Colorado is famous as one big playground, from snowcapped ski resorts and biking and hiking trails to white-water rivers and hot springs.
The Great Outdoors
Colorado gets more than 300 sunny days per year, and that's a big part of why the natives get restless when forced to spend too much time inside. On any given day you'll find folks figuring out ways to get out there, from biking to work along the intricate veins of multiuse paths to hiking with the dog around expanses of open space, to soccer and jogging at the well-planned parks scattered around cities. In fact, Coloradans talk about the outdoors the way some people elsewhere talk about meals. They want to know where you just skied, hiked, biked, or rafted, and then, while they're in the middle of those adventures themselves, they'll discuss in-depth the next places on the list.
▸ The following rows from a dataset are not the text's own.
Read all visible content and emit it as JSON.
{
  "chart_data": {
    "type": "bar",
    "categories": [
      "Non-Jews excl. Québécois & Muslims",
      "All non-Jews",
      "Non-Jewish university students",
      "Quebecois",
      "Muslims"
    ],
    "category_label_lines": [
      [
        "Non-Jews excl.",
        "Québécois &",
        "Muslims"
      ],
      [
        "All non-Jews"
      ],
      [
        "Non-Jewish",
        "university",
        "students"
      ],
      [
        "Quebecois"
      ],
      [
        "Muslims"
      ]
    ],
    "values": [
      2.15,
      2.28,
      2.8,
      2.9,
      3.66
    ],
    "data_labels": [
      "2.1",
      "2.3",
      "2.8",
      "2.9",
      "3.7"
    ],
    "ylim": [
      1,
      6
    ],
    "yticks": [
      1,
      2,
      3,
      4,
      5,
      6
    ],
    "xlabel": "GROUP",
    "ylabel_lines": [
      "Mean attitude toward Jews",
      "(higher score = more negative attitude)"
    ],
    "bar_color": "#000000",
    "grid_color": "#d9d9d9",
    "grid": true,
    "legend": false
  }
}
In the late 1800s people came to Colorado not for gold or skiing, but for the legendary restorative powers of the mineral-rich hot springs that had been discovered all over the state. Doc Holliday was one such patient. Suffering from consumption, he spent his final days breathing the sulfurous fumes in Glenwood Springs. To this day there are nearly two-dozen commercial hot-springs resorts, most with lodging or other activities attached, and many more pools have been identified where people can hike in for the private backcountry experience. Some hot springs have been left in their natural state, while others are channeled into Olympic-size swimming pools and hot tubs. Either way, they have become destinations for all who long to take advantage of their therapeutic benefits.
Summits Without the Sweat
As fanatic as the famous "14ers" bunch can be—folks who have climbed or are in the process of "bagging" or summiting all 54 of the state's 14,000-foot peaks—not everyone is as enthusiastic about spending entire days to get the good views. The good news is that there are other ways to get, well, if not to 14,000 feet, then at least Rocky Mountain high enough to see something spectacular. In the summer a ride on the gondola in Telluride between town and Mountain Village is free and provides magnificent views. Any road trip through the Rockies will give you great views. You can drive to the tops of Mount Evans and Pikes Peak or take the Pikes Peak Cog Railway to the summit, or take a road trip to Aspen and drive the route over Independence Pass. Another terrific drive is Shrine Pass—Exit 180 off I–70 toward Vail Pass—especially in the fall, which allows you to see the Mount of the Holy Cross and the Tenmile, Gore, and Sawatch ranges.
Land of the Lost
Colorado definitely has a thing for dinosaurs—no surprise, considering that the state sits on prime dino real estate, with plenty of sandstone and shale perfect for preservation and the Rocky Mountains pushing the fossils closer to the surface for easier discovery. Dinosaur Ridge, close to Morrison, features a trail where you can see, touch, and easily photograph Jurassic-period bones and Cretaceous footprints and participate in a simulated dig. Both the Denver Museum of Nature and Science and the University of Colorado Museum of Natural History have extensive collections of fossil specimens, the former offering views into its working laboratory where volunteers process fossil specimens. Other attractions, such as the Denver Botanic Gardens and Red Rocks Amphitheatre, offer regular dino-themed events. There's even a town called Dinosaur, which sits near Dinosaur National Monument in the southwest part of the state, and Parfet Prehistoric Reserve east of Golden and Picketwire Canyonlands south of La Junta have hiking trails with extensive sets of dinosaur tracks.